Grounding without openness becomes rigidity.

The Baseline sits in the middle:

clear thinking, calm tone, and consistency that lets curiosity move without getting lost.

Beautiful piece, Colin — different lane, same direction.

The One Percent Rule's avatar

Wonderful Michael: ‘Steadiness instead of certainty’ is a perfect distinction. It reminds me that Johnstone’s first great teacher, Anthony Stirling, used the Tao Te Ching as a manual. The Taoist sage 'does not contend', which sounds very much like the calm consistency of your Baseline.

Johnstone argues that we block our own creativity because we are trying to control the future (certainty) rather than reacting to the present (steadiness). As you say, without that ground to stand on, the curiosity has nowhere to root. Thank you for this parallel.

Michael S Faust Sr.'s avatar

Taoism got there long before technology did. Don’t contend, don’t force, stay grounded, and the path reveals itself. The Baseline isn’t about predicting the future or controlling it; it just removes the panic that makes people chase certainty in the first place.

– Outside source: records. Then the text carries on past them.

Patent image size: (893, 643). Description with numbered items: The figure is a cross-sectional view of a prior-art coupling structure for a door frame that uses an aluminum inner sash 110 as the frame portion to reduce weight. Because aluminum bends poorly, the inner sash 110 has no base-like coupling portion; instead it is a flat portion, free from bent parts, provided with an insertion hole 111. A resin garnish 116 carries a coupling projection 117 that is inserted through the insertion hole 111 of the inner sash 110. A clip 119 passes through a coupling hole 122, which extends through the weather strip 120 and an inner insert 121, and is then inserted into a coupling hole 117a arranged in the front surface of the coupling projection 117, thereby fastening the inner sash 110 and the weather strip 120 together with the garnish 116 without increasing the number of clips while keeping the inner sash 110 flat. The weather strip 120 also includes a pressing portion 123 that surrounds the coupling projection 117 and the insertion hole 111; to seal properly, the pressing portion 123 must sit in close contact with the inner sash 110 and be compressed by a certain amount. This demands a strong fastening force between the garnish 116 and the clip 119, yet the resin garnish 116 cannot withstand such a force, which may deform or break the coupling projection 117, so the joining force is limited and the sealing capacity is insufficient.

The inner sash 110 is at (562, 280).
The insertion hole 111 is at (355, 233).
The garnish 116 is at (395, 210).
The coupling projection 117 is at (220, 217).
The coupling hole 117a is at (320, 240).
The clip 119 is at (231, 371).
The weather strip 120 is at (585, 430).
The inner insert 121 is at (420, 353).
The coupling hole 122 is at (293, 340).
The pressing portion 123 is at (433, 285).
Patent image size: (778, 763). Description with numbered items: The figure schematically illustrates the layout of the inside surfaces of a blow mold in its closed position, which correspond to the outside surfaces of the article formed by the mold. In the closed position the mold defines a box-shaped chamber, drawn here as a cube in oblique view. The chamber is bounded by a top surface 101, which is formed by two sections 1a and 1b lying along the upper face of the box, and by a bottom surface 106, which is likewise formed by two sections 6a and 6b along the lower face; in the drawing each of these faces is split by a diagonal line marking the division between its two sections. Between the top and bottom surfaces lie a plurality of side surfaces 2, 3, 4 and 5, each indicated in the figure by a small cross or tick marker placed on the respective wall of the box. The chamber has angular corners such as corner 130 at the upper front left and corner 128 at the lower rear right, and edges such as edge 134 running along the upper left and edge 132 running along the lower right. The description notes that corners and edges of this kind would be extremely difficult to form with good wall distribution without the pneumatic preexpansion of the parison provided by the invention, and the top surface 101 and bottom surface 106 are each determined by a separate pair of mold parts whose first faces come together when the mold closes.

Creativity shows up the moment the floor stops moving.

Steadiness isn’t passive,

It’s what makes forward motion possible without fear.

JAK-LAUGHING's avatar

The best minds at my school...remind me of Ginsberg's poem 'Howl'...

"... I saw the best minds of my generation destroyed by madness..."

These were the class fools that could tell a story and make us laugh and keep us all entertained; no small feat. The insolent that could leave teachers stunned, the magnificent bored who were able to scare the best teachers speechless and with fury...

And the all-knowing absentees that would not waste their time in the stifling school environment...

All geniuses before their time...battered by a system that required mindless rote consumption of facts and figures and languages...to fit the cogs of consumer society...

The One Percent Rule's avatar

That comparison to Howl is hauntingly accurate. A good teacher would recognize those 'best minds' immediately. What we call 'sanity' is often just a pretence we perform to avoid being rejected by the group.

Schools are often places where 'grown-ups are expected to distort the perceptions of the child'. Your 'class fools' were the ones who refused to have their perceptions distorted. Thanks for this powerful tribute to them.